The NSS Collector functionality and the data collected using this functionality are exclusive to Shadow IT Report. To enable this feature for your organization, contact Zscaler Support.

Zscaler supports real-time ingestion of traffic logs from third-party firewall and web proxy services. The log data from third-party security solutions is integrated with Zscaler's unified console to provide advanced reporting and analytics of the cloud applications used by the organization through a comprehensive Shadow IT Report in the ZIA Admin Portal. To do this, Zscaler requires you to deploy an NSS Collector, typically within your organization’s network perimeter, to collect logs from third-party feeds, process the log data, and push the logs securely to the Zscaler cloud. To learn more, see Understanding Nanolog Streaming Service (NSS).

You can configure the NSS Collector server in the ZIA Admin Portal to obtain the packaged software (VM image) for installation. The NSS Collector can be deployed on VMware. To learn more about the deployment procedure, see NSS Collector Deployment Guide for VMware vSphere.

Zscaler supports log ingestion from Palo Alto Networks, Blue Coat, and Fortinet.

About the NSS Collector Servers Page

On the NSS Collector Servers page (Administration > Nanolog Streaming Service), you can do the following:

1. Add an NSS Collector server.
2. View the list of all configured NSS Collector servers.

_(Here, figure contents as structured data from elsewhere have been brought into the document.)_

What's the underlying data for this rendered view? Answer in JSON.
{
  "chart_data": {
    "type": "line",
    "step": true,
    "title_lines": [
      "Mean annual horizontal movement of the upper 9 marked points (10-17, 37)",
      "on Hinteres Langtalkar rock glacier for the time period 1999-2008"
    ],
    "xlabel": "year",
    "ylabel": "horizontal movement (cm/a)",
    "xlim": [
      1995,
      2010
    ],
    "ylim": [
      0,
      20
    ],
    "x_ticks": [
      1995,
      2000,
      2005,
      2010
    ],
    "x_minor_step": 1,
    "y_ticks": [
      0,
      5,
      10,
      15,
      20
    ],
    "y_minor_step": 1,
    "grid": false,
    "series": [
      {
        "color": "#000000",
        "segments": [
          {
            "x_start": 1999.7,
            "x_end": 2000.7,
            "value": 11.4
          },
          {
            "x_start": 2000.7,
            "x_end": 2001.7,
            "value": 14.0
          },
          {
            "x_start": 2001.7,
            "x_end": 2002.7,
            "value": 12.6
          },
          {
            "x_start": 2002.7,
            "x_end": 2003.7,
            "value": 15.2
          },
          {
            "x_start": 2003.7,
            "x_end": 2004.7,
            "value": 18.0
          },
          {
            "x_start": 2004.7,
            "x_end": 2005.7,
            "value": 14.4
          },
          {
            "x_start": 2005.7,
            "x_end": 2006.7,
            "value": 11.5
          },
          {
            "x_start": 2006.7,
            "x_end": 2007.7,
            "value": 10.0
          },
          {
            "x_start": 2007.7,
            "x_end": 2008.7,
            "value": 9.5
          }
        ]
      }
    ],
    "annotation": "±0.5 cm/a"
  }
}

By default, the table displays the following information:

• Server Name: The name of the NSS Collector server.
• Vendor: The third-party vendor of the firewall or web proxy services used by your organization.
• Status: The server status that indicates whether it is enabled or disabled.
• SSL Certificate: The option to download the SSL certificate for the server.

3. Download the SSL certificate for an NSS Collector server.
4. Edit an NSS Collector server.
5. Modify the table and its columns.
6. Search for an NSS Collector server.
7. Go to the NSS Servers, NSS Feeds, or Cloud NSS Feeds tabs.